Alighiero E Boetti | Un'idea Brillante

November 9, 2010 - January 15, 2011

“But the basic idea...is that of the unity of the idea; not the unity of the product.”
Alighiero Boetti

 

Marianne Boesky Gallery is pleased to present its first exhibition of the works of Alighiero Boetti using as its centerpiece the 1975 drawing “Tracce del racconto” (Tracing the story) to illustrate the artist’s studio practice from idea to object. The loosely drawn pencil and ink work on paper appears almost as a scroll, extending more than 12 feet, mapping Boetti’s systematic constructions. Fresh from the critical success of his recent solo exhibition “Inanimate Life” at our Chelsea gallery, artist Jay Heikes engages in a contemporary dialogue with Boetti.

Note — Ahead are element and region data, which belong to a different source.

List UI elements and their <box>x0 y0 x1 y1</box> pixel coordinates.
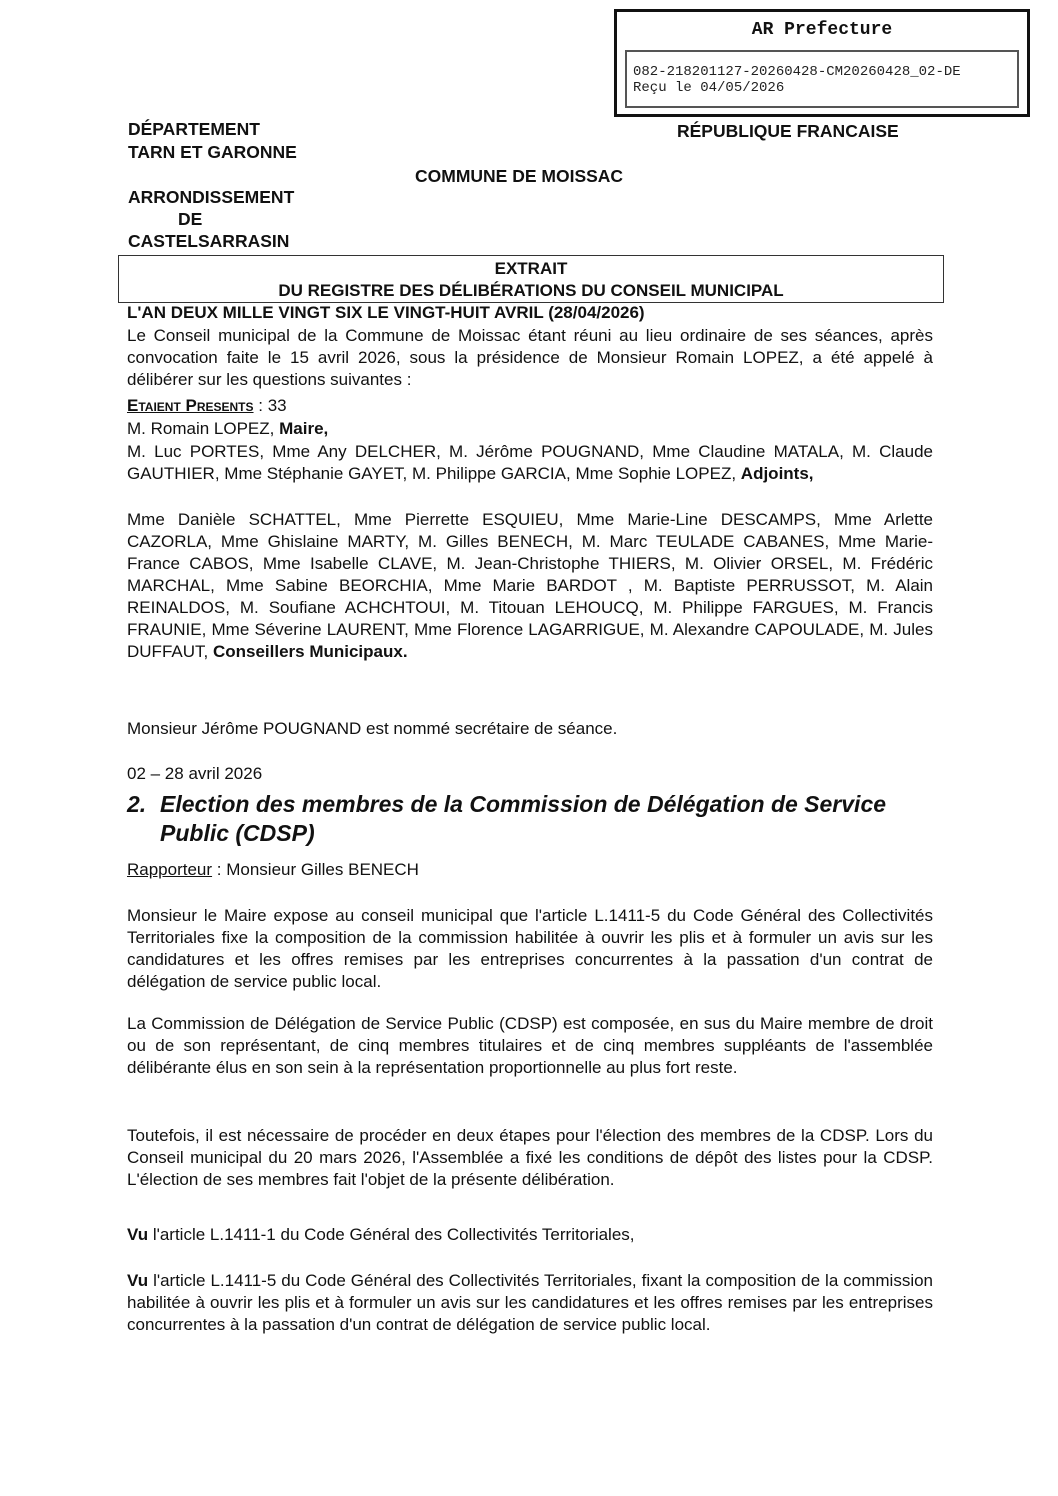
vu-article-1411-1 <box>127 1225 635 1245</box>
presents-line <box>127 396 287 416</box>
conseillers-paragraph <box>127 509 933 663</box>
section-number: 2. <box>127 791 147 817</box>
vu-article-1411-5 <box>127 1270 933 1336</box>
arrondissement-label: ARRONDISSEMENT <box>128 187 295 207</box>
adjoints-paragraph <box>127 441 933 485</box>
arrondissement-de: DE <box>178 209 203 229</box>
extrait-box <box>118 255 944 303</box>
conseillers-names: Mme Danièle SCHATTEL, Mme Pierrette ESQUIEU, Mme Marie-Line DESCAMPS, Mme Arlette CAZORLA, Mme Ghislaine MARTY, M. Gilles BENECH, M. Marc TEULADE CABANES, Mme Marie-France CABOS, Mme Isabelle CLAVE, M. Jean-Christophe THIERS, M. Olivier ORSEL, M. Frédéric MARCHAL, Mme Sabine BEORCHIA, Mme Marie BARDOT , M. Baptiste PERRUSSOT, M. Alain REINALDOS, M. Soufiane ACHCHTOUI, M. Titouan LEHOUCQ, M. Philippe FARGUES, M. Francis FRAUNIE, Mme Séverine LAURENT, Mme Florence LAGARRIGUE, M. Alexandre CAPOULADE, M. Jules DUFFAUT, <box>127 510 933 661</box>
conseillers-title: Conseillers Municipaux. <box>212 642 408 661</box>
rapporteur-value: : Monsieur Gilles BENECH <box>212 860 419 879</box>
republique-label: RÉPUBLIQUE FRANCAISE <box>677 121 899 141</box>
maire-line <box>127 419 328 439</box>
session-date-line: L'AN DEUX MILLE VINGT SIX LE VINGT-HUIT AVRIL (28/04/2026) <box>127 303 645 322</box>
vu-label: Vu <box>127 1271 149 1290</box>
paragraph-cdsp: La Commission de Délégation de Service Public (CDSP) est composée, en sus du Maire membre de droit ou de son représentant, de cinq membres titulaires et de cinq membres suppléants de l'assemblée délibérante élus en son sein à la représentation proportionnelle au plus fort reste. <box>127 1014 933 1077</box>
paragraph-composition: Monsieur le Maire expose au conseil municipal que l'article L.1411-5 du Code Général des Collectivités Territoriales fixe la composition de la commission habilitée à ouvrir les plis et à formuler un avis sur les candidatures et les offres remises par les entreprises concurrentes à la passation d'un contrat de délégation de service public local. <box>127 906 933 991</box>
intro-paragraph: Le Conseil municipal de la Commune de Moissac étant réuni au lieu ordinaire de ses séances, après convocation faite le 15 avril 2026, sous la présidence de Monsieur Romain LOPEZ, a été appelé à délibérer sur les questions suivantes : <box>127 326 933 389</box>
stamp-received-date: Reçu le 04/05/2026 <box>633 80 785 96</box>
section-title <box>127 790 937 848</box>
departement-label: DÉPARTEMENT <box>128 119 260 139</box>
stamp-details-box <box>625 50 1019 108</box>
paragraph-etapes: Toutefois, il est nécessaire de procéder en deux étapes pour l'élection des membres de la CDSP. Lors du Conseil municipal du 20 mars 2026, l'Assemblée a fixé les conditions de dépôt des listes pour la CDSP. L'élection de ses membres fait l'objet de la présente délibération. <box>127 1126 933 1189</box>
presents-label: Etaient Presents <box>127 396 254 415</box>
vu-text: l'article L.1411-1 du Code Général des Collectivités Territoriales, <box>148 1225 635 1244</box>
registre-title: DU REGISTRE DES DÉLIBÉRATIONS DU CONSEIL MUNICIPAL <box>278 281 784 300</box>
adjoints-title: Adjoints, <box>740 464 814 483</box>
ar-prefecture-stamp <box>614 9 1030 117</box>
maire-title: Maire, <box>279 419 329 438</box>
adjoints-names: M. Luc PORTES, Mme Any DELCHER, M. Jérôme POUGNAND, Mme Claudine MATALA, M. Claude GAUTHIER, Mme Stéphanie GAYET, M. Philippe GARCIA, Mme Sophie LOPEZ, <box>127 442 933 483</box>
arrondissement-name: CASTELSARRASIN <box>128 231 290 251</box>
secretaire-line: Monsieur Jérôme POUGNAND est nommé secrétaire de séance. <box>127 719 618 738</box>
departement-name: TARN ET GARONNE <box>128 142 297 162</box>
presents-count: : 33 <box>253 396 287 415</box>
stamp-title: AR Prefecture <box>751 20 893 40</box>
vu-label: Vu <box>127 1225 149 1244</box>
stamp-reference: 082-218201127-20260428-CM20260428_02-DE <box>633 64 961 80</box>
rapporteur-label: Rapporteur <box>127 860 213 879</box>
commune-name: COMMUNE DE MOISSAC <box>415 166 624 186</box>
rapporteur-line <box>127 860 419 880</box>
vu-text: l'article L.1411-5 du Code Général des Collectivités Territoriales, fixant la composition de la commission habilitée à ouvrir les plis et à formuler un avis sur les candidatures et les offres remises par les entreprises concurrentes à la passation d'un contrat de délégation de service public local. <box>127 1271 933 1334</box>
reference-date: 02 – 28 avril 2026 <box>127 764 263 783</box>
section-title-text: Election des membres de la Commission de Délégation de Service Public (CDSP) <box>160 791 887 846</box>
maire-name: M. Romain LOPEZ, <box>127 419 280 438</box>
extrait-title: EXTRAIT <box>494 259 568 278</box>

“It’s all about knowing the rules of the game. Those who don’t know the rules will never recognize the order that governs things…. I am of the opinion that each thing also contains its opposite.” Boetti’s practice was governed by his own systems wherein rules extend to not only his visual vocabulary, but to his name, incorporating himself, as artist, in his studio practice. With the addition of “e” (and) between his first and last names in 1967 the artist became “Alighiero e Boetti,” exploring dualism within identity.

 

But beyond individual expression, Boetti sought to create conceptual riddles that unravel questions of humanity, society, nature and the world. Singularity and multiplicity, repetition and variation, order and disorder, alternating and dividing, etc., the artist used time itself as a medium to paraphrase principals of nature and mathematics. The placement and order of stamps on a letter could begin as a puzzle or mathematical exercise in permutation, but would end as an aesthetic creation. Likewise the ballpoint and embroidery works were conceptually Boetti, but produced by others within his rules or more accurately the rules the artist already saw existing in nature. “The ballpoint drawings are concentrated time” and concurrently pure gesture. Perhaps the most apposite statement about Boetti comes from the artist’s own woven text – concisely stated “Un’idea Brillante” (A Brilliant Idea).

 

Counted among Jay Heikes’s myriad influences are the artists of the Arte Povera movement. Through his own systems and repetition Heikes seeks to create an individual language that purges itself of past influences, the work itself documenting the artist’s struggle. The video “Kill Yr Idols part III” obliquely references artists (musical and visual) idolized by Heikes. Its slow reveal meditatively transports the viewer beyond the screen to commune with time itself in a ritualistic shedding of influence. The recent bronze and iron sculpture “Generational Anxiety” with its infinity form further sustains this exorcism, embodying the artist’s fear of endlessly repeating oneself or an inescapable sphere of influence. Through this discrete selection of works, along with the multi-panel burlap installation “In the Belly of a Great White,” Heikes confronts the idol in the next room.